Claymore ETF Changes Focus, Slashes Expense Ratio

by on July 27, 2009 | ETFs Mentioned:

Claymore Securities, the Lisle, Illinois-based financial services firm that offers 35 ETFs covering a variety of sectors and asset classes, announced the effectiveness of changes to its Great Companies Large-Cap Growth Index (XGC). The fund will now be known as the Claymore/BNY Mellon International Small Cap LDRs ETF, and it will track the Bank of New York Mellon Small Cap Select ADR Index. This benchmark provides exposure to international small-cap equities (excluding Canada). “We believe this change expands our product offering into an opportune space for long-term growth oriented investors: international small cap companies,” noted Christian Magoon, President of Claymore Securities.
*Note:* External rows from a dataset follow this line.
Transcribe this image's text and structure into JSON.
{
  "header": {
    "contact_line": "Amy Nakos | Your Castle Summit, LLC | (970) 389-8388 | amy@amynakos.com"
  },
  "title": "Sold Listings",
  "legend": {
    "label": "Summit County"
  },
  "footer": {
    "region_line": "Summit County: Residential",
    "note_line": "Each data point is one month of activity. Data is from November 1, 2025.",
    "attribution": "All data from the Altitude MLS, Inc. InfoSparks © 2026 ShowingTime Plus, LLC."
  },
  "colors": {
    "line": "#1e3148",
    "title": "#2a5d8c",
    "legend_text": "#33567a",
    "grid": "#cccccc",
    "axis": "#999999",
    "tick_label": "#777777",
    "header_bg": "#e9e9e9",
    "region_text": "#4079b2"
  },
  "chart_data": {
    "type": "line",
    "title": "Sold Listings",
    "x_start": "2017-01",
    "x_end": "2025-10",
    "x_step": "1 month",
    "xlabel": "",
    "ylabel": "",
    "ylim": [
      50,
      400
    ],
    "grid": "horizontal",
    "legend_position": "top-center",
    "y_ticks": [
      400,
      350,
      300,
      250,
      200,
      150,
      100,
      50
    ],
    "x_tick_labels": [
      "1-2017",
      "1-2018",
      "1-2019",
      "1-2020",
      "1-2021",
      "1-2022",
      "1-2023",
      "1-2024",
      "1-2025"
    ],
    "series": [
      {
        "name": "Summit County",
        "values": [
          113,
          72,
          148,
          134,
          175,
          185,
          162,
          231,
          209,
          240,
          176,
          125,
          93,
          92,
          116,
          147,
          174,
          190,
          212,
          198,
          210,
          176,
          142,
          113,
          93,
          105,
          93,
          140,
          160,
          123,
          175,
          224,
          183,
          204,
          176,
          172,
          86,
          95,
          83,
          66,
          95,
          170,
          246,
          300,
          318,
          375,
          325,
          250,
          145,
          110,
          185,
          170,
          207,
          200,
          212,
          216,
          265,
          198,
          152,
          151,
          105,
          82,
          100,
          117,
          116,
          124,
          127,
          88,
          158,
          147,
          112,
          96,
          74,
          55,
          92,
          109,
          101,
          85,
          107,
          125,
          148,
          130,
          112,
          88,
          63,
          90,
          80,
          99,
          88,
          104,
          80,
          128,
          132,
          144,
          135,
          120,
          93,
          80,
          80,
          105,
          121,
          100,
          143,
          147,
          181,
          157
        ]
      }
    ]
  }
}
In connection with the adjustment of the ETF’s name and investment objective, Claymore will also reduce the expense ratio from 0.65% to 0.45%, a move likely designed to attract additional investors to the fund. Despite gaining more than 25% year-to-date, the Great Companies fund had struggled to attract sufficient assets, recently with a market cap of only about $4.0 million.The move is somewhat unusual, but Claymore is so stranger to firsts in the ETF industry. Among the issuer’s many accomplishments are the first solar energy ETF, the first U.S.-listed BRIC ETF, and the first global timber ETF.

In its new and improved form, XCG will likely compete with State Street’s SPDR International S&P Small Cap (GWX), WisdomTree’s International Small Cap (DLS), among others.

Disclosure: No positions at time of writing.